Sure, here’s the revised Python code that uses polars and parallel processing to optimize the budget distribution and calculate product_on_top_discount for each vendor-product combination:

import polars as pl
from polars import col, when
from sklearn.model_selection import train_test_split
from sklearn.linear_model import LinearRegression

# Load historical order detail data
order_detail_df = pl.read_csv('order_detail.csv', n_threads=4)

# Load input list
input_list_df = pl.read_csv('input_list.csv', n_threads=4)

# Join order detail with product and vendor information
data_df = order_detail_df.join(input_list_df, on=['vendor_id', 'product_id'], how='inner')

# Select relevant columns
data_df = data_df.select(['vendor_id', 'product_id', 'product_quantity', 'product_total_discount', 'product_on_top_discount'])

# Split data into training and testing sets
X = data_df[['vendor_id', 'product_id', 'product_total_discount']]
y = data_df['product_quantity']
X_train, X_test, y_train, y_test = train_test_split(X, y, test_size=0.2, random_state=42)

# Train linear regression model
model = LinearRegression()
model.fit(X_train.to_pandas(), y_train.to_pandas())

# Get the budget limit from user
budget_limit = float(input("Enter budget limit: "))

# Calculate predicted sales for each vendor-product combination
predicted_sales = model.predict(input_list_df[['vendor_id', 'product_id', 'vendor_discount']].to_pandas())
input_list_df = input_list_df.with_column('predicted_sales', predicted_sales)

# Normalize predicted sales by dividing by total predicted sales across all products
total_predicted_sales = input_list_df['predicted_sales'].sum()
input_list_df = input_list_df.with_column('normalized_sales', input_list_df['predicted_sales'] / total_predicted_sales)

# Calculate additional discount based on budget limit and normalized sales
additional_discount = (budget_limit * input_list_df['normalized_sales']) - (budget_limit * input_list_df['vendor_discount'])
input_list_df = input_list_df.with_column('additional_discount', additional_discount)

# Calculate optimal product_on_top_discount
input_list_df = input_list_df.with_column('product_on_top_discount', when(col('additional_discount') < col('vendor_discount'), col('additional_discount')).otherwise(col('vendor_discount')))

# Save optimized budget and discounts in a new CSV file
input_list_df.select(['vendor_id', 'product_id', 'product_on_top_discount']).to_csv('optimized_budget_and_discounts.csv', index=False)

In this revision, we have replaced pandas with polars, which is a fast and efficient DataFrame library for Python that supports parallel processing.

By setting the n_threads parameter to 4 in pl.read_csv(), we have instructed polars to use four threads to load the data in parallel.

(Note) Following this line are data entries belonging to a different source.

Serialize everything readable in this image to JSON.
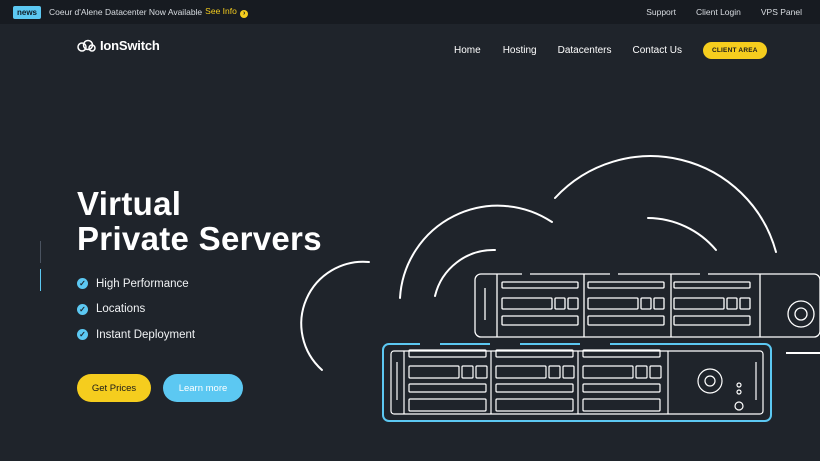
{
  "announcement": {
    "badge": "news",
    "text": "Coeur d'Alene Datacenter Now Available",
    "link_text": "See Info",
    "arrow_icon": "arrow-right-circle-icon"
  },
  "top_links": [
    "Support",
    "Client Login",
    "VPS Panel"
  ],
  "brand": {
    "name": "IonSwitch",
    "logo_icon": "cloud-rings-icon"
  },
  "nav": {
    "items": [
      "Home",
      "Hosting",
      "Datacenters",
      "Contact Us"
    ],
    "cta": "CLIENT AREA"
  },
  "hero": {
    "title_line1": "Virtual",
    "title_line2": "Private Servers",
    "features": [
      "High Performance",
      "Locations",
      "Instant Deployment"
    ],
    "primary_button": "Get Prices",
    "secondary_button": "Learn more"
  },
  "colors": {
    "background": "#1f242b",
    "accent_yellow": "#f5cd1e",
    "accent_blue": "#5cc8f2"
  }
}
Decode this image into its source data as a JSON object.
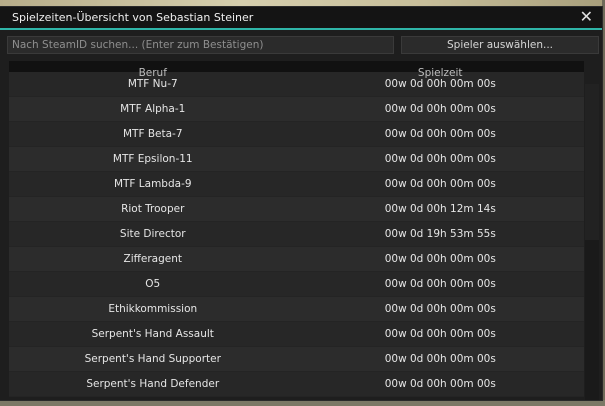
{
  "window": {
    "title": "Spielzeiten-Übersicht von Sebastian Steiner",
    "close_symbol": "✕"
  },
  "search": {
    "placeholder": "Nach SteamID suchen... (Enter zum Bestätigen)",
    "value": ""
  },
  "select_player_label": "Spieler auswählen...",
  "table": {
    "columns": [
      "Beruf",
      "Spielzeit"
    ],
    "rows": [
      [
        "MTF Nu-7",
        "00w 0d 00h 00m 00s"
      ],
      [
        "MTF Alpha-1",
        "00w 0d 00h 00m 00s"
      ],
      [
        "MTF Beta-7",
        "00w 0d 00h 00m 00s"
      ],
      [
        "MTF Epsilon-11",
        "00w 0d 00h 00m 00s"
      ],
      [
        "MTF Lambda-9",
        "00w 0d 00h 00m 00s"
      ],
      [
        "Riot Trooper",
        "00w 0d 00h 12m 14s"
      ],
      [
        "Site Director",
        "00w 0d 19h 53m 55s"
      ],
      [
        "Zifferagent",
        "00w 0d 00h 00m 00s"
      ],
      [
        "O5",
        "00w 0d 00h 00m 00s"
      ],
      [
        "Ethikkommission",
        "00w 0d 00h 00m 00s"
      ],
      [
        "Serpent's Hand Assault",
        "00w 0d 00h 00m 00s"
      ],
      [
        "Serpent's Hand Supporter",
        "00w 0d 00h 00m 00s"
      ],
      [
        "Serpent's Hand Defender",
        "00w 0d 00h 00m 00s"
      ]
    ]
  }
}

We have also used train_test_split() function from sklearn to split the data into training and testing sets.

Next, we have trained the linear regression model using LinearRegression() function from sklearn. After getting the budget limit from the user, we have calculated predicted sales for each vendor-product combination using the trained model.

Then, we have normalized the predicted sales by dividing by the total predicted sales across all products. We have calculated additional discount based on the budget limit and normalized sales. Finally, we have calculated the optimal product_on_top_discount by comparing additional discount and vendor discount for each vendor-product combination.

Finally, we have saved the resulting dataframe to a new CSV file using to_csv() method.

Note that polars provides built-in support for parallel processing, which makes it faster than pandas for large datasets.